A scanned PDF is just photographs of pages — Ctrl+F finds nothing, text can't be copied, and screen readers are blind to it. OCR (optical character recognition) fixes that by adding an invisible text layer over each page image. You can do it free, in your browser, with no page limits.

Open the OCR tool →

Step by step

  1. Clean the scan first if it's rough. Skewed, gray, low-contrast scans OCR badly. Run crooked scans through Clean Up Scan first — auto-straighten plus text thickening measurably improves recognition.
  2. Drop the PDF into the OCR tool. Images work too (JPG, PNG, TIFF — even multi-page TIFFs). Everything is recognized locally by a WebAssembly build of Tesseract; nothing uploads, and there's no 10-page cap like the freemium sites.
  3. Pick the document's language. This matters more than people expect — the language model drives recognition. 15 languages are available; the model downloads once and is cached.
  4. Choose “Searchable PDF” and run. Each page keeps its original look, with the recognized text laid invisibly on top — selectable, copyable, searchable. Or choose plain text output if you just want the words.

Worth knowing

Recognition quality tracks scan quality: 300 DPI scans OCR beautifully, phone photos of documents are hit-and-miss (flatten the page, avoid shadows). For phone captures, Clean Up Scan's auto-deskew is the difference between 90% and 99% accuracy.

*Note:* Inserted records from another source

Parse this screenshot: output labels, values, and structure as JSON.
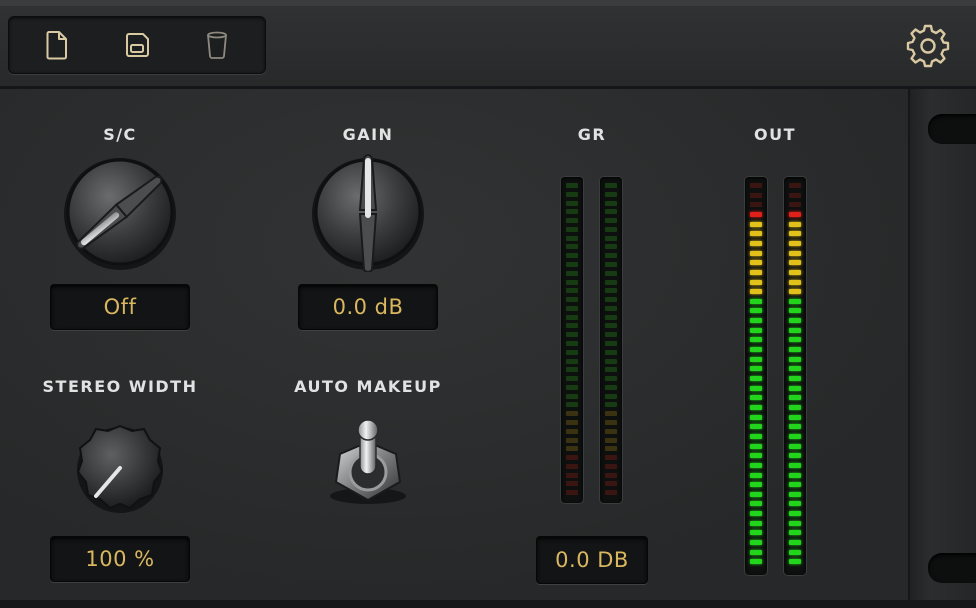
{
  "toolbar": {
    "buttons": [
      {
        "name": "new-preset",
        "icon": "new-file-icon"
      },
      {
        "name": "save-preset",
        "icon": "save-icon"
      },
      {
        "name": "delete-preset",
        "icon": "trash-icon"
      }
    ],
    "settings_icon": "gear-icon",
    "icon_color": "#d9c9a3"
  },
  "controls": {
    "sidechain": {
      "label": "S/C",
      "value": "Off"
    },
    "gain": {
      "label": "GAIN",
      "value": "0.0 dB"
    },
    "stereo_width": {
      "label": "STEREO WIDTH",
      "value": "100 %"
    },
    "auto_makeup": {
      "label": "AUTO MAKEUP",
      "state": "on"
    }
  },
  "meters": {
    "gr": {
      "label": "GR",
      "value": "0.0 DB",
      "channels": 2,
      "level": 0
    },
    "out": {
      "label": "OUT",
      "channels": 2,
      "level": 1
    }
  },
  "colors": {
    "value_text": "#d9b75f",
    "meter_green": "#22d41c",
    "meter_yellow": "#e2c21a",
    "meter_red": "#e0211b",
    "meter_off_green": "#173b12",
    "meter_off_red": "#3a1512"
  }
}
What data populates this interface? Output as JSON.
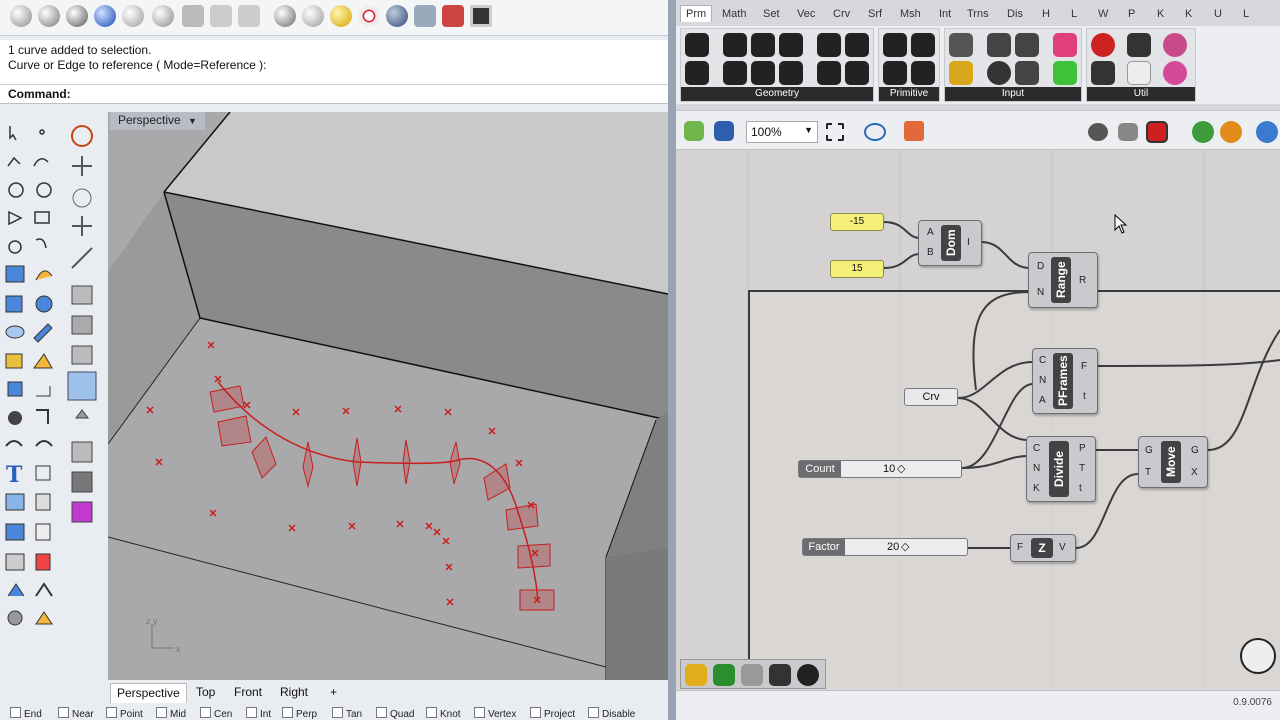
{
  "rhino": {
    "history": [
      "1 curve added to selection.",
      "Curve or Edge to reference ( Mode=Reference ):"
    ],
    "command_label": "Command:",
    "viewport_label": "Perspective",
    "axis_z": "z",
    "axis_y": "y",
    "axis_x": "x",
    "viewport_tabs": [
      "Perspective",
      "Top",
      "Front",
      "Right",
      "+"
    ],
    "osnaps": [
      "End",
      "Near",
      "Point",
      "Mid",
      "Cen",
      "Int",
      "Perp",
      "Tan",
      "Quad",
      "Knot",
      "Vertex",
      "Project",
      "Disable"
    ]
  },
  "grasshopper": {
    "tabs": [
      "Prm",
      "Math",
      "Set",
      "Vec",
      "Crv",
      "Srf",
      "Msh",
      "Int",
      "Trns",
      "Dis",
      "H",
      "L",
      "W",
      "P",
      "K",
      "K",
      "U",
      "L"
    ],
    "ribbon_groups": [
      "Geometry",
      "Primitive",
      "Input",
      "Util"
    ],
    "zoom": "100%",
    "version": "0.9.0076",
    "components": {
      "panel_a": "-15",
      "panel_b": "15",
      "dom": {
        "name": "Dom",
        "in": [
          "A",
          "B"
        ],
        "out": [
          "I"
        ]
      },
      "range": {
        "name": "Range",
        "in": [
          "D",
          "N"
        ],
        "out": [
          "R"
        ]
      },
      "pframes": {
        "name": "PFrames",
        "in": [
          "C",
          "N",
          "A"
        ],
        "out": [
          "F",
          "t"
        ]
      },
      "crv": "Crv",
      "divide": {
        "name": "Divide",
        "in": [
          "C",
          "N",
          "K"
        ],
        "out": [
          "P",
          "T",
          "t"
        ]
      },
      "move": {
        "name": "Move",
        "in": [
          "G",
          "T"
        ],
        "out": [
          "G",
          "X"
        ]
      },
      "unit_z": {
        "name": "Z",
        "in": [
          "F"
        ],
        "out": [
          "V"
        ]
      },
      "count": {
        "label": "Count",
        "value": "10"
      },
      "factor": {
        "label": "Factor",
        "value": "20"
      }
    }
  },
  "colors": {
    "curve_red": "#c81e1e",
    "panel_yellow": "#f4f07a",
    "gh_dark": "#434346"
  }
}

Frequently asked questions

How accurate is it?

On a clean printed scan, expect near-perfect results in the main languages. Handwriting is not supported — that's a genuinely different problem that even the big cloud OCRs handle inconsistently.

Is there really no page limit?

Really. A 400-page scanned book works — it just takes a while, since recognition runs on your device. Progress is shown page by page.